Rosemary and Roasted Garlic Cloverleaf Rolls
Have you voted in the photo contest?
Four of our trip pictures have been entered in a photo contest run by the good folks at easycar.com. Oh happy day - all four photos are currently in the top 10 out of 344 photos. You can vote for each by clicking here, (remember 10 is a good vote! *smile*) here, here, and here.
Yes, you CAN vote for all four photos.
You can only vote once from any given IP address - this means you can vote once for EACH pic from bothat ome and at work! If you have two computers networked at home, you can only vote on one of them, however. If you have a Blackberry though, that is a third vote. If you send these links to friends, relatives, or people who bug you with unwanted e-mails - just think of the of votes! It boggles the mind.
Heck, do what I do - vote at every hotel, conference centre, and friend's house in which you find a PC attached to the internet. Don't be shy at all. :-)
I first saw these delicious rolls mentioned on the Culinary in the Country blog. When Joe described delicious rolls that were studded with flecks of fresh rosemary and oozing with roasted garlic I started to drool. When I mentioned them to Paul his face lit up like a Christmas tree and I knew what was required.
I was a bit nervous as I have never quite gotten over my early yeast disasters whenI started exploring my way about the kitchen. Nervous for nothing it turned out - these rolls are easy to make. Yes, they do take some time (bread always does!) but the deep flavour of these tasty hunks of bread make it all worth while.

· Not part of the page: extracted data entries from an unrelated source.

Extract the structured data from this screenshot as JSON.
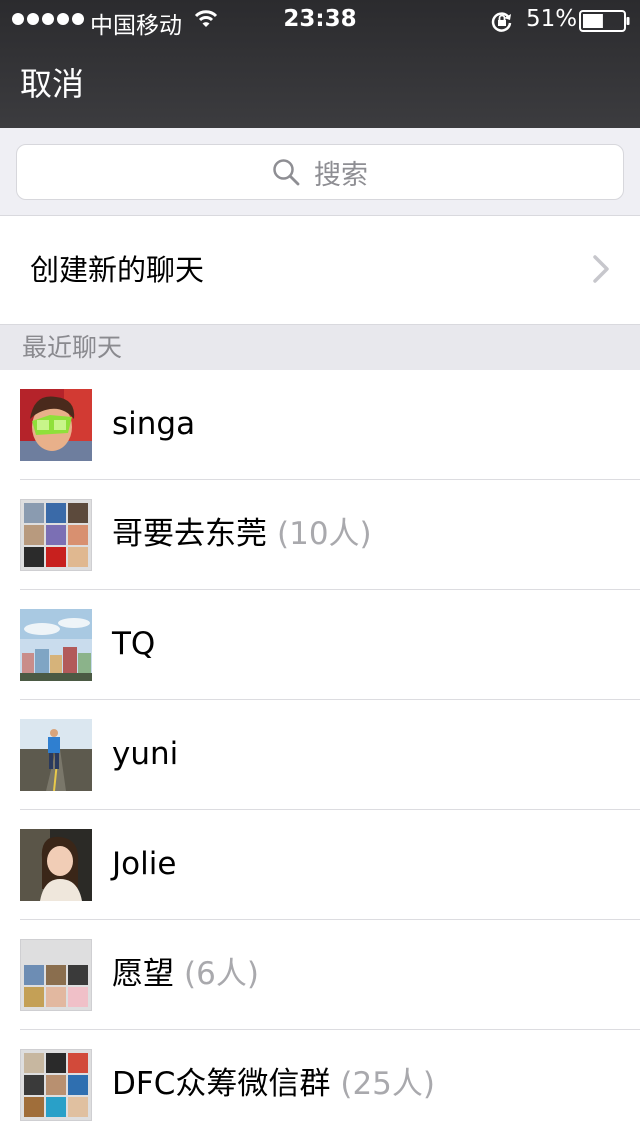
{
  "status_bar": {
    "carrier": "中国移动",
    "time": "23:38",
    "battery_percent": "51%",
    "battery_level": 0.51
  },
  "nav": {
    "cancel_label": "取消"
  },
  "search": {
    "placeholder": "搜索"
  },
  "create_chat": {
    "label": "创建新的聊天"
  },
  "section": {
    "title": "最近聊天"
  },
  "chats": [
    {
      "name": "singa",
      "count": ""
    },
    {
      "name": "哥要去东莞",
      "count": "(10人)"
    },
    {
      "name": "TQ",
      "count": ""
    },
    {
      "name": "yuni",
      "count": ""
    },
    {
      "name": "Jolie",
      "count": ""
    },
    {
      "name": "愿望",
      "count": "(6人)"
    },
    {
      "name": "DFC众筹微信群",
      "count": "(25人)"
    }
  ]
}
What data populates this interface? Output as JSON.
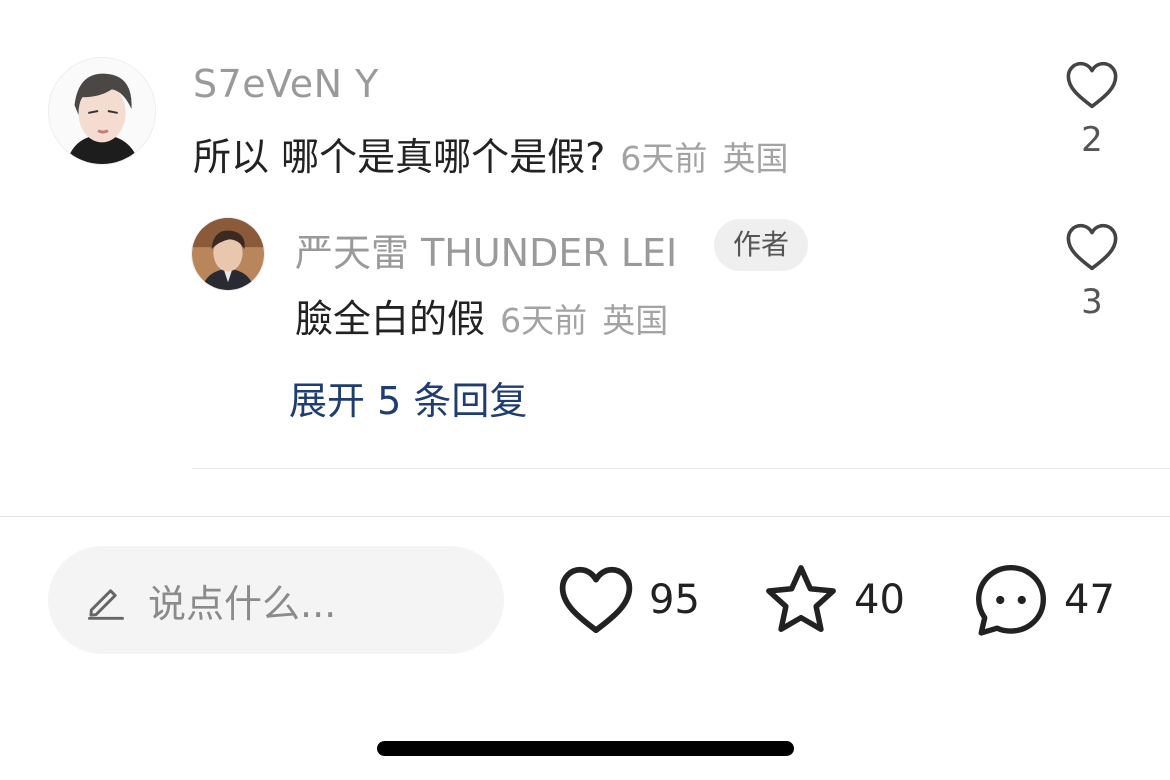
{
  "comment": {
    "username": "S7eVeN Y",
    "text": "所以 哪个是真哪个是假?",
    "time": "6天前",
    "location": "英国",
    "likes": "2"
  },
  "reply": {
    "username": "严天雷 THUNDER LEI",
    "badge": "作者",
    "text": "臉全白的假",
    "time": "6天前",
    "location": "英国",
    "likes": "3"
  },
  "expand_label": "展开 5 条回复",
  "bottom_bar": {
    "input_placeholder": "说点什么...",
    "likes": "95",
    "favorites": "40",
    "comments": "47"
  }
}
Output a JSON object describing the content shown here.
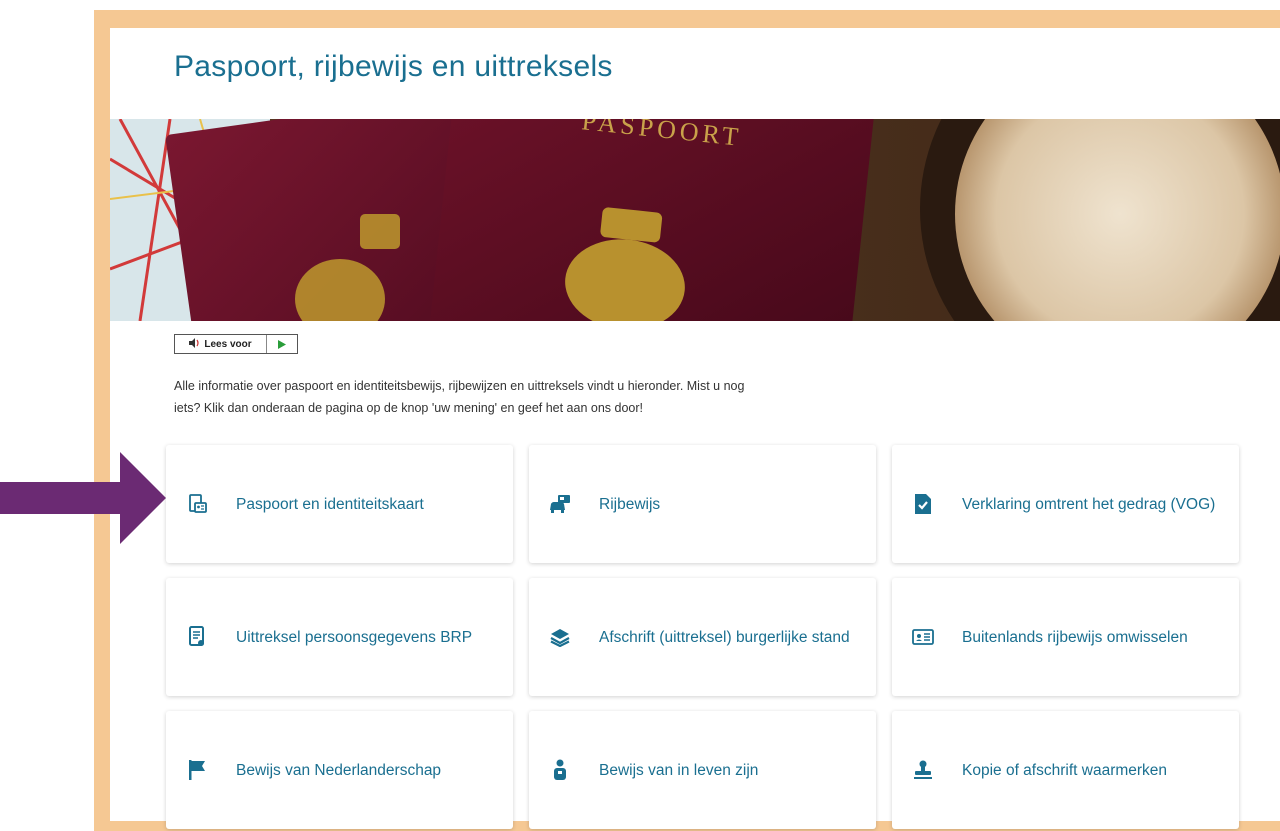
{
  "page": {
    "title": "Paspoort, rijbewijs en uittreksels",
    "hero_text": "PASPOORT",
    "readspeaker": {
      "label": "Lees voor"
    },
    "intro_line1": "Alle informatie over paspoort en identiteitsbewijs, rijbewijzen en uittreksels vindt u hieronder. Mist u nog",
    "intro_line2": "iets? Klik dan onderaan de pagina op de knop 'uw mening' en geef het aan ons door!"
  },
  "cards": [
    {
      "label": "Paspoort en identiteitskaart",
      "icon": "id-card-icon"
    },
    {
      "label": "Rijbewijs",
      "icon": "car-license-icon"
    },
    {
      "label": "Verklaring omtrent het gedrag (VOG)",
      "icon": "document-check-icon"
    },
    {
      "label": "Uittreksel persoonsgegevens BRP",
      "icon": "document-person-icon"
    },
    {
      "label": "Afschrift (uittreksel) burgerlijke stand",
      "icon": "layers-icon"
    },
    {
      "label": "Buitenlands rijbewijs omwisselen",
      "icon": "license-card-icon"
    },
    {
      "label": "Bewijs van Nederlanderschap",
      "icon": "flag-icon"
    },
    {
      "label": "Bewijs van in leven zijn",
      "icon": "person-icon"
    },
    {
      "label": "Kopie of afschrift waarmerken",
      "icon": "stamp-icon"
    }
  ],
  "colors": {
    "accent": "#1a6f90",
    "frame": "#f5c893",
    "arrow": "#6b2a73"
  }
}
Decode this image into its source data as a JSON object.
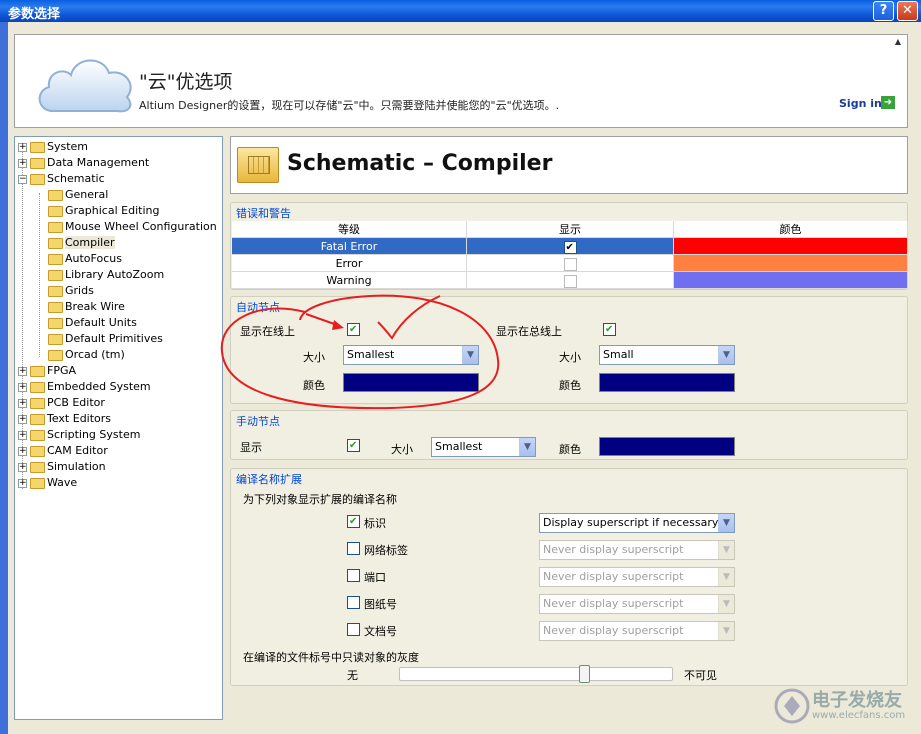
{
  "window": {
    "title": "参数选择",
    "help_label": "?",
    "close_label": "✕"
  },
  "banner": {
    "title": "\"云\"优选项",
    "subtitle": "Altium Designer的设置，现在可以存储\"云\"中。只需要登陆并使能您的\"云\"优选项。.",
    "signin": "Sign in"
  },
  "tree": [
    {
      "label": "System",
      "level": 0,
      "expanded": false
    },
    {
      "label": "Data Management",
      "level": 0,
      "expanded": false
    },
    {
      "label": "Schematic",
      "level": 0,
      "expanded": true
    },
    {
      "label": "General",
      "level": 1
    },
    {
      "label": "Graphical Editing",
      "level": 1
    },
    {
      "label": "Mouse Wheel Configuration",
      "level": 1
    },
    {
      "label": "Compiler",
      "level": 1,
      "selected": true
    },
    {
      "label": "AutoFocus",
      "level": 1
    },
    {
      "label": "Library AutoZoom",
      "level": 1
    },
    {
      "label": "Grids",
      "level": 1
    },
    {
      "label": "Break Wire",
      "level": 1
    },
    {
      "label": "Default Units",
      "level": 1
    },
    {
      "label": "Default Primitives",
      "level": 1
    },
    {
      "label": "Orcad (tm)",
      "level": 1
    },
    {
      "label": "FPGA",
      "level": 0,
      "expanded": false
    },
    {
      "label": "Embedded System",
      "level": 0,
      "expanded": false
    },
    {
      "label": "PCB Editor",
      "level": 0,
      "expanded": false
    },
    {
      "label": "Text Editors",
      "level": 0,
      "expanded": false
    },
    {
      "label": "Scripting System",
      "level": 0,
      "expanded": false
    },
    {
      "label": "CAM Editor",
      "level": 0,
      "expanded": false
    },
    {
      "label": "Simulation",
      "level": 0,
      "expanded": false
    },
    {
      "label": "Wave",
      "level": 0,
      "expanded": false
    }
  ],
  "page": {
    "title": "Schematic – Compiler"
  },
  "errors": {
    "title": "错误和警告",
    "columns": [
      "等级",
      "显示",
      "颜色"
    ],
    "rows": [
      {
        "level": "Fatal Error",
        "show": true,
        "color": "#ff0000",
        "selected": true
      },
      {
        "level": "Error",
        "show": false,
        "color": "#ff8040"
      },
      {
        "level": "Warning",
        "show": false,
        "color": "#6f6ff0"
      }
    ]
  },
  "auto_junction": {
    "title": "自动节点",
    "wire_label": "显示在线上",
    "wire_checked": true,
    "bus_label": "显示在总线上",
    "bus_checked": true,
    "size_label": "大小",
    "color_label": "颜色",
    "wire_size": "Smallest",
    "bus_size": "Small",
    "wire_color": "#000080",
    "bus_color": "#000080"
  },
  "manual_junction": {
    "title": "手动节点",
    "show_label": "显示",
    "show_checked": true,
    "size_label": "大小",
    "size": "Smallest",
    "color_label": "颜色",
    "color": "#000080"
  },
  "compiled_names": {
    "title": "编译名称扩展",
    "subtitle": "为下列对象显示扩展的编译名称",
    "items": [
      {
        "label": "标识",
        "checked": true,
        "option": "Display superscript if necessary",
        "enabled": true
      },
      {
        "label": "网络标签",
        "checked": false,
        "option": "Never display superscript",
        "enabled": false
      },
      {
        "label": "端口",
        "checked": false,
        "option": "Never display superscript",
        "enabled": false
      },
      {
        "label": "图纸号",
        "checked": false,
        "option": "Never display superscript",
        "enabled": false
      },
      {
        "label": "文档号",
        "checked": false,
        "option": "Never display superscript",
        "enabled": false
      }
    ],
    "dim_label": "在编译的文件标号中只读对象的灰度",
    "dim_min": "无",
    "dim_max": "不可见",
    "dim_value": 0.68
  },
  "watermark": {
    "line1": "电子发烧友",
    "line2": "www.elecfans.com"
  }
}
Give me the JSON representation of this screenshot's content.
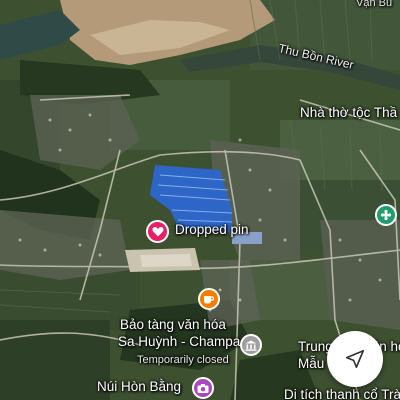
{
  "map": {
    "labels": {
      "top_right_partial": "Vạn Bu",
      "river": "Thu Bồn River",
      "church": "Nhà thờ tộc Thầ",
      "dropped_pin": "Dropped pin",
      "museum_line1": "Bảo tàng văn hóa",
      "museum_line2": "Sa Huỳnh - Champa",
      "museum_status": "Temporarily closed",
      "trung_line1": "Trung tâm Văn hóa",
      "trung_line2": "Mẫu Tr...",
      "nui_hon_bang": "Núi Hòn Bằng",
      "di_tich": "Di tích thạnh cổ Trà..."
    },
    "icons": {
      "dropped_pin": "heart-icon",
      "museum": "coffee-cup-icon",
      "camera": "camera-icon",
      "building": "building-icon",
      "church": "flower-icon",
      "navigate": "navigation-arrow-icon"
    },
    "colors": {
      "dropped_pin": "#e91e63",
      "museum": "#f57c00",
      "camera": "#ab47bc",
      "church": "#1e9e6a",
      "building": "#9e9e9e"
    }
  }
}
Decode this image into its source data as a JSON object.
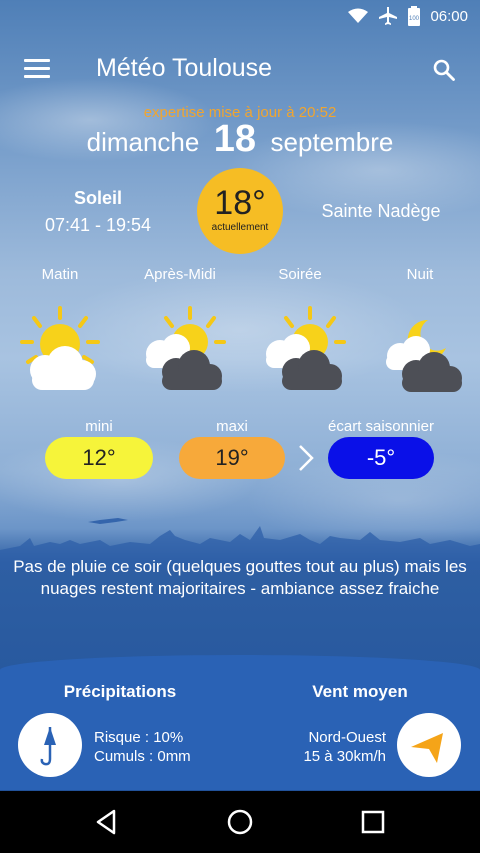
{
  "statusbar": {
    "time": "06:00",
    "battery": "100"
  },
  "appbar": {
    "title": "Météo Toulouse"
  },
  "updated": "expertise mise à jour à 20:52",
  "date": {
    "day_name": "dimanche",
    "day_num": "18",
    "month": "septembre"
  },
  "sun": {
    "label": "Soleil",
    "hours": "07:41 - 19:54"
  },
  "current": {
    "temp": "18°",
    "label": "actuellement"
  },
  "saint": "Sainte Nadège",
  "periods": [
    {
      "label": "Matin",
      "icon": "sun-cloud-icon"
    },
    {
      "label": "Après-Midi",
      "icon": "sun-dark-cloud-icon"
    },
    {
      "label": "Soirée",
      "icon": "sun-dark-cloud-icon"
    },
    {
      "label": "Nuit",
      "icon": "moon-dark-cloud-icon"
    }
  ],
  "temps": {
    "mini_label": "mini",
    "mini": "12°",
    "maxi_label": "maxi",
    "maxi": "19°",
    "ecart_label": "écart saisonnier",
    "ecart": "-5°"
  },
  "summary": "Pas de pluie ce soir (quelques gouttes tout au plus) mais les nuages restent majoritaires - ambiance assez fraiche",
  "precip": {
    "title": "Précipitations",
    "risk": "Risque : 10%",
    "cumul": "Cumuls : 0mm"
  },
  "wind": {
    "title": "Vent moyen",
    "direction": "Nord-Ouest",
    "speed": "15 à 30km/h"
  },
  "colors": {
    "accent_orange": "#f0a530",
    "mini": "#f6f43a",
    "maxi": "#f7a93a",
    "ecart": "#0a10e8",
    "current": "#f6bd24"
  }
}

I followed the recipe as printed but as you can see I sprinkled some freshly grated Parmesan on the dough prior to placing them in the oven.
Don't be a whimp like me - conquer the yeast!
Enjoy.
Rosemary and Roasted Garlic Cloverleaf Rolls
1 whole garlic head
2 1/4 teaspoons dry yeast
1 cup warm milk
3 1/3 cups all-purpose flour, divided
2 tablespoons butter, softened
2 tablespoons sugar
1 teaspoon salt
1 large egg
1 tablespoon finely chopped fresh rosemary
1 tablespoon butter, melted
Preheat oven to 350
Gently remove the white papery skin from garlic head (do not peel or separate the cloves). Wrap head in foil. Bake at 350° for 1 hour; cool slightly. Separate cloves; squeeze to extract garlic pulp. Discard skins.
Dissolve yeast in milk in a large bowl; let stand 5 minutes. Add garlic pulp. Lightly spoon flour into dry measuring cups; level with a knife. Add 1 cup flour, 2 tablespoons butter, sugar, salt, egg, and rosemary; beat with a mixer at medium speed until combined. Add 2 cups flour, and beat until smooth. Turn dough out onto a floured surface. Knead for about 8 minutes until smooth and elastic; add enough of remaining flour, 1 tablespoon at a time, to prevent dough from sticking to hands.
Place the dough in a large bowl coated with cooking spray, turning to coat top. Cover and let rise in a warm place for 1 hour or until doubled in size.
Punch dough down. Divide dough into 12 equal portions. Divide each portion into 3 pieces, and shape each piece into a ball. Coat 12 muffin cups with cooking spray; place 3 dough balls in each muffin cup. Cover and let rise in a warm place for 30 minutes or until doubled in size.
Preheat oven to 400
Uncover dough, and brush tops with 1 tablespoon melted butter. Bake at 400 for 12 minutes or until browned.
I'm voting for ALL your photos Jerry - good luck!
These rolls sound delicious - I'm adding them to my list right now! thanks.
Posted by: Barbara | December 03, 2008 at 12:41 AM
I know what you mean about the yeast thing. I still have a knee jerk "too complicated" response every time I see a recipe with yeast in it. We made a first attempt at baguettes a few weeks ago and it really wasn't that hard, so I just might give these a go.
Voted for all your pics. 8)
Posted by: Laura | December 03, 2008 at 01:06 AM
Jerry, I wish I had a basketful of these gorgeous warm rolls to eat right now--I can practically smell them -- I just came in from the studio where I am working on a *special* piece of wall art...wink wink... so I am cold and hungry!!
Posted by: diana | December 03, 2008 at 01:25 PM
Thanks barbara.
I like this recipe because it is easy. I mixed up everything in the Kitchen Aid with the dough hook. No muss and no fuss.
Diana - what could you be working on:-) I wish a basketfull would survive the boat ride to Italy!